A Community of Labradoodle & Goldendoodle Lovers
It's with a very heavy heart and extreme sadness that I tell you that Gizmo is declining in health. We took him for bloodwork last Monday and his BUN & Creatinine were the highest ever; 140 & 12, respectively. When he was first diagnosed on October 18th his BUN was 116.9; his creatinine 5.9. He will not eat his food now even if I add something yummy (which I'm not supposed to do) and he's not drinking much. For the last few days he has showed little interest in playing ball and he sleeps most of the day. Each day it gets worse. He looks at me with his sad brown eyes and lays his head on my lap.
The other night he woke me up because he was whimpering. It was quiet and didn't last that long, but it was a sad sound. I thought he was in pain because of his hip. He has a hard time with that.
Tonight he got up from his constant nap and went towards the front door. Usually he comes back and makes a noise if I don't get up. This time he didn't. I got up to find him and he was in the spare bedroom (the farthest spot in the room) and was going to vomit. I called him and he quickly ran to the door and went outside. Before that he came to me and licked my fingers. I know he's hungry, but will not eat....ANYTHING.
When he came back in I tried to get him to eat some dry food thinking it didn't smell as bad as the wet. He sniffed it and walked away and layed down. It seems like he is breathing heavy, but that might just be me looking for something more. I'm wondering if he is in pain in his abdomen.

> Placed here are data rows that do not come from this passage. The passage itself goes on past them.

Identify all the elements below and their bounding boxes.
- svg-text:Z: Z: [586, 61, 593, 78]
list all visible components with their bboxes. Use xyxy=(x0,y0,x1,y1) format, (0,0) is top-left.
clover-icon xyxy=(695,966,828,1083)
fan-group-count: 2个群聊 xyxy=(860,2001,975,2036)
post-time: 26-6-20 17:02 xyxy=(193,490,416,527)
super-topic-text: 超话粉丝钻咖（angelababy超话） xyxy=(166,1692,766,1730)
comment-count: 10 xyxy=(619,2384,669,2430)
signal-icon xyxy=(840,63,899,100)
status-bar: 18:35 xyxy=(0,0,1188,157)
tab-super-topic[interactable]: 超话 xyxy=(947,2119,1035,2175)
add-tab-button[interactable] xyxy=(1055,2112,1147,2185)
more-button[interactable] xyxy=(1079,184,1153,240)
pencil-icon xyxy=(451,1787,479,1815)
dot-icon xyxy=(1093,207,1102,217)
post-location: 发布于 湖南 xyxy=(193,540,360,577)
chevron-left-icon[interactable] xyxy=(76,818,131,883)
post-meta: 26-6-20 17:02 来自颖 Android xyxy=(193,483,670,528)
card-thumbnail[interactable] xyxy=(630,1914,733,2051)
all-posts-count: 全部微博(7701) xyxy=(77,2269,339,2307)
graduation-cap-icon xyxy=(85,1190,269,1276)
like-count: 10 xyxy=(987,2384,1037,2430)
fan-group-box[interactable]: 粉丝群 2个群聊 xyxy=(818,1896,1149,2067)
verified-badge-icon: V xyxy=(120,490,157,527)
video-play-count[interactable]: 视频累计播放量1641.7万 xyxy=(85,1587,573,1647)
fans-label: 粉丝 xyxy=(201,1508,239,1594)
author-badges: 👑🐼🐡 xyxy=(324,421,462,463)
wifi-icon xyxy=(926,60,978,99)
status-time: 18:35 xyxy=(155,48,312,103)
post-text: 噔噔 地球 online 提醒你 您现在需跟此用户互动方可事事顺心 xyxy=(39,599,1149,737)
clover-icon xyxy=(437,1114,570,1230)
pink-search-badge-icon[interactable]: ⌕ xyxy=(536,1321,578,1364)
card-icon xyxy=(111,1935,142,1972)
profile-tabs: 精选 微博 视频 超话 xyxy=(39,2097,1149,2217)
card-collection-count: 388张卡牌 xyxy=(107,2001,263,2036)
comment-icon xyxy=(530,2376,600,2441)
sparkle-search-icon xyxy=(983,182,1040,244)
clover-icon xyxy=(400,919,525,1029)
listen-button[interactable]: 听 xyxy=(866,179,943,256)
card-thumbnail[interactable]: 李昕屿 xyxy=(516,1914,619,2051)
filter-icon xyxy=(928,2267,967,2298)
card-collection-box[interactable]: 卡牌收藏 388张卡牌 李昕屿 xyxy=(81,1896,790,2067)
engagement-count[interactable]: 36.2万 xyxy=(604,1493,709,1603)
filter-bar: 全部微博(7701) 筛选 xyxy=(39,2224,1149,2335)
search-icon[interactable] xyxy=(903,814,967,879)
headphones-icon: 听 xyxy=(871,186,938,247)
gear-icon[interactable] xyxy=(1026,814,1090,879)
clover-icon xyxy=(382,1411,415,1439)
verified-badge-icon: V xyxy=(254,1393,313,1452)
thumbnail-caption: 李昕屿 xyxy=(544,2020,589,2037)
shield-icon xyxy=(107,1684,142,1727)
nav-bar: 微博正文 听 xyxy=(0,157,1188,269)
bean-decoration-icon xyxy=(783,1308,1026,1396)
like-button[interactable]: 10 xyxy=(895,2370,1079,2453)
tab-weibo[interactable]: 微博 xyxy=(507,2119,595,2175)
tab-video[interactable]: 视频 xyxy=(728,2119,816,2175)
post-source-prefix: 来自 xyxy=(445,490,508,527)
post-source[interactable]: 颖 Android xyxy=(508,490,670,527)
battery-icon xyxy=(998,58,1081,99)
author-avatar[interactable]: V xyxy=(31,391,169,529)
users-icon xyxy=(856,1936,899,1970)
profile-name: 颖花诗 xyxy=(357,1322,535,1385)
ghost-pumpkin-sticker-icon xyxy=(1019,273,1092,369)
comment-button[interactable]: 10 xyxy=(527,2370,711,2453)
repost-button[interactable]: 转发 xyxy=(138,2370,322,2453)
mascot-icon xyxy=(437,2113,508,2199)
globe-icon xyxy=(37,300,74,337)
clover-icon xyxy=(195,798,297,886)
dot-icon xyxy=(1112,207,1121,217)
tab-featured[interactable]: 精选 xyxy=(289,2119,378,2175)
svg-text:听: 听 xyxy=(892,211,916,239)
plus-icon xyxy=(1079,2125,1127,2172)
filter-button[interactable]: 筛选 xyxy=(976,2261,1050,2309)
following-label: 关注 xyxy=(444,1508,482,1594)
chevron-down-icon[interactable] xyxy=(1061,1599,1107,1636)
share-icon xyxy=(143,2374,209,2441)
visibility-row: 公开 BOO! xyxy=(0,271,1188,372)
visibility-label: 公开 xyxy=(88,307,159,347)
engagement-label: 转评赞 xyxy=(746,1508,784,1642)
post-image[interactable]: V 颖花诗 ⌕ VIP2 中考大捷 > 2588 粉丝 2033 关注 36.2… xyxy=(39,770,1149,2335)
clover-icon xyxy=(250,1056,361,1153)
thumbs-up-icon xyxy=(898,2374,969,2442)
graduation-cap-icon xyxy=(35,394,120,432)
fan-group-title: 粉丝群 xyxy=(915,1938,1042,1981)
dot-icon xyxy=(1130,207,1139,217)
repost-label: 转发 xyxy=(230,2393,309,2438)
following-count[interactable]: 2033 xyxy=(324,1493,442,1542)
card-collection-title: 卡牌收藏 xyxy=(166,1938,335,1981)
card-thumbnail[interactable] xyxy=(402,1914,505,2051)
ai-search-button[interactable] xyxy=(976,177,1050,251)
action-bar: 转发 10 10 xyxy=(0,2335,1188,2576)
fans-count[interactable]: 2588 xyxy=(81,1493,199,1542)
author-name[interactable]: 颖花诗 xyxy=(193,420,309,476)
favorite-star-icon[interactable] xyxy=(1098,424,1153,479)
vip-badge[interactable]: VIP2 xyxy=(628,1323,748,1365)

I know this is very sad, and I don't mean to ruin anyone's Christmas, but I am beside myself with grief. I can't stand seeing him hungry and unable or unwilling to eat. The vet said he is on the best kidney diet food there is, but I could add some low/no sodium broth. I added that to his food and he's just not interested. The vet also said that in January we can do bloodwork again and if needed, do the IV Therapy for hydration again. We have decided that that only postpones the inevitable and he will decline again in a few weeks. I don't think it's fair to put him through this so many times.
I was hoping to get him through Christmas, but I'm not sure it's going to be possible. I know there is nothing you can do, but I've always found your concern and care comforting whenever I posted....and I've posted many times since we first got him at 11 weeks. Now six years later .... way too soon .... we have a terrible decision to make.